No, the C Standard has no concept of an "arch;" it talks
only about "implementations." Every implementation must meet
the requirements of the Standard, but can do so in any way it
chooses. There is no guarantee (in the C Standard) that gcc
and Frobozz Magic C will make identical decisions, even if
they run on the same machine. There is no guarantee even
that a single compiler will make the same decisions when run
with different option flags! As far as the C Standard can
see, "gcc" and "gcc -fomit-frame-pointer" are two distinct
implementations, and need not be compatible.
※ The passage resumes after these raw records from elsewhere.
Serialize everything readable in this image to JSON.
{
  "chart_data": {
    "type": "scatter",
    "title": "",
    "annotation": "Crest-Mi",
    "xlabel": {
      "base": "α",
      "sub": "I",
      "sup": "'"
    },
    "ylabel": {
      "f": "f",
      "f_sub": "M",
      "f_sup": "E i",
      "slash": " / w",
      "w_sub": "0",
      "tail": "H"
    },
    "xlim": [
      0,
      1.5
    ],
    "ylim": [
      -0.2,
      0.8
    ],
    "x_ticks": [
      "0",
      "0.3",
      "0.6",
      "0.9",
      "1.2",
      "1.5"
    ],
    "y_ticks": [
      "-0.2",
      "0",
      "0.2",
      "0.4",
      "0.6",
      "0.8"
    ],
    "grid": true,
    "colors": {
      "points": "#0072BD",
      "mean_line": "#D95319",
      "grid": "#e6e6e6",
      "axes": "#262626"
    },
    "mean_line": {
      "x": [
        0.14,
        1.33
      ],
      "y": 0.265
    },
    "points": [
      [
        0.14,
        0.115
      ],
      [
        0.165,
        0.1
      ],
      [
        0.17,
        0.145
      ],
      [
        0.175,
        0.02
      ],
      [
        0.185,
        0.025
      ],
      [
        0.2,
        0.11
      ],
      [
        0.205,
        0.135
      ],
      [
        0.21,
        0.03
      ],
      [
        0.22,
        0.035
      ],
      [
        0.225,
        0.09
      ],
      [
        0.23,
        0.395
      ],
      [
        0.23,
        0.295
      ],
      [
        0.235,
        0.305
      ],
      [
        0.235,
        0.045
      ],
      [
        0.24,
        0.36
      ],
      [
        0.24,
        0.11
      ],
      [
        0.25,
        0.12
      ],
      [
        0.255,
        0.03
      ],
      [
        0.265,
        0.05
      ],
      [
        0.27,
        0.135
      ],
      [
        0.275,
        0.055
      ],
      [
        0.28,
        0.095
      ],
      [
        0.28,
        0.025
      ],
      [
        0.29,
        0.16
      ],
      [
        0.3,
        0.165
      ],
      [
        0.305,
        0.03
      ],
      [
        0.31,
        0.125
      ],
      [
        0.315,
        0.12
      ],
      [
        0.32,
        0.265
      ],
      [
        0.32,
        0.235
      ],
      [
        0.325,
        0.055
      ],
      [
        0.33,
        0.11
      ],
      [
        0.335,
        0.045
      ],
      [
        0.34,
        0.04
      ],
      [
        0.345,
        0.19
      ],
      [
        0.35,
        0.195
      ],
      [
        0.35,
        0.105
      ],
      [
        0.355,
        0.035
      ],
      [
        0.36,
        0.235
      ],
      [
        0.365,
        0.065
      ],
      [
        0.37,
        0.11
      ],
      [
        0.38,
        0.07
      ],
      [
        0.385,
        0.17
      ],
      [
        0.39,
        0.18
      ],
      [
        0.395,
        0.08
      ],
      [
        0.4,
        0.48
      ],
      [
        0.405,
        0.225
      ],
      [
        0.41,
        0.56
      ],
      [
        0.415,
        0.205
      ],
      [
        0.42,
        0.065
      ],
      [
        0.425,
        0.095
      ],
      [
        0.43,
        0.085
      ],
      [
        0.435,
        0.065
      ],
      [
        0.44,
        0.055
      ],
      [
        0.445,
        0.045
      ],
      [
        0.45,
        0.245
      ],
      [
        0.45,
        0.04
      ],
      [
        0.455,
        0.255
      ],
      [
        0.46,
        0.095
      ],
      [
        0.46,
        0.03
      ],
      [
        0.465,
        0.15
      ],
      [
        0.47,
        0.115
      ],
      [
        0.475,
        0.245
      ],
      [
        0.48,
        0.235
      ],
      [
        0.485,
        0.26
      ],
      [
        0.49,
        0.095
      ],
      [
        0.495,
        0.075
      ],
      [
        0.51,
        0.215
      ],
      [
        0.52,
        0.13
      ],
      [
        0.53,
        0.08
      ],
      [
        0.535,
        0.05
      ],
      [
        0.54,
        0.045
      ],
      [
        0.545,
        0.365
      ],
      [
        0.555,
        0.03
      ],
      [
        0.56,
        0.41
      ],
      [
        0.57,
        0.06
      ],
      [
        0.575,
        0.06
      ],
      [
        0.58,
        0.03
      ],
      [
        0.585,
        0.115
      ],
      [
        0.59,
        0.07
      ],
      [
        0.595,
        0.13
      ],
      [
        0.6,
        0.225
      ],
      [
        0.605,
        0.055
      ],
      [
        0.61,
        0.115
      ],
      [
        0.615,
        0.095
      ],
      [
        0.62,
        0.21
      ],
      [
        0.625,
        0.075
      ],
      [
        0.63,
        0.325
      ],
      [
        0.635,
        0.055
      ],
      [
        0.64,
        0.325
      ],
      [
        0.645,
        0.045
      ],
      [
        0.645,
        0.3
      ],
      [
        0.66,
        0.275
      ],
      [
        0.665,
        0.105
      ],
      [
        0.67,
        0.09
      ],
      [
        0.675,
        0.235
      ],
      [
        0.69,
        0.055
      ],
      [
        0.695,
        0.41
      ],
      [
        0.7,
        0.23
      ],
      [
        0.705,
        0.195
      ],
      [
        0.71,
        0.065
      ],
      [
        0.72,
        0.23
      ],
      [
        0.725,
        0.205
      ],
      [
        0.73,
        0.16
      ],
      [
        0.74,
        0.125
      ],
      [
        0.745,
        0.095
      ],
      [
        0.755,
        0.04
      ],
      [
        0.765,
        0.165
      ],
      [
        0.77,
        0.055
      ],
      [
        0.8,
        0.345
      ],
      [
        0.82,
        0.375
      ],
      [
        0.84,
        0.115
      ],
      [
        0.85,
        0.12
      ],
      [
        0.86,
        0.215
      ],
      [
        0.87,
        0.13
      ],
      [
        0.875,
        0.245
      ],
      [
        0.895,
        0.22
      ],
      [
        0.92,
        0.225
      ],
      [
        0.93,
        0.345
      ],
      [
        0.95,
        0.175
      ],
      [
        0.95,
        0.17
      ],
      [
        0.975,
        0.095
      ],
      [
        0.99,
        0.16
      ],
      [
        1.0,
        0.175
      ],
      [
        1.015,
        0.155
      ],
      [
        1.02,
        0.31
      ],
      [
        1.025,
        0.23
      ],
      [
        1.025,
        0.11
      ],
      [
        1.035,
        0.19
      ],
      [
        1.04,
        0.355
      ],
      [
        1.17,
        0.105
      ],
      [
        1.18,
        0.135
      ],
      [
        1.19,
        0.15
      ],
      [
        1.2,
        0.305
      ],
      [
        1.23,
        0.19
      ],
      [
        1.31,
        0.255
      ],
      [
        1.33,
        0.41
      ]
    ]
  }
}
That said, most platforms publish some kind of "Application
Binary Interface" that specifies some of the decisions that the
C Standard leaves unmade. If you're supposed to pass some kind
of struct to a system service, the struct must be laid out in
thus-and-such a way, and all compilers on that platform had
better toe the line. So the standard you mention usually does
exist -- except that it's not The Standard, and it may or may
not describe things in terms of language-specific constructs
like structs.
I don't see how "canonical" implies "minimal."
I once saw a relief pitcher enter a baseball game and seal
the win without throwing even one pitch. The Red Sox were down
by two in the top of the ninth in Baltimore, with two out and a
man on base. Carlton Fisk singled, advancing the runner to
third and putting himself on first as the tying run. In came
the reliever to face the next batter, the potential go-ahead run.
He took his warm-up throws, got his sign from the catcher, and
threw to first to pick off Fisk and end the game.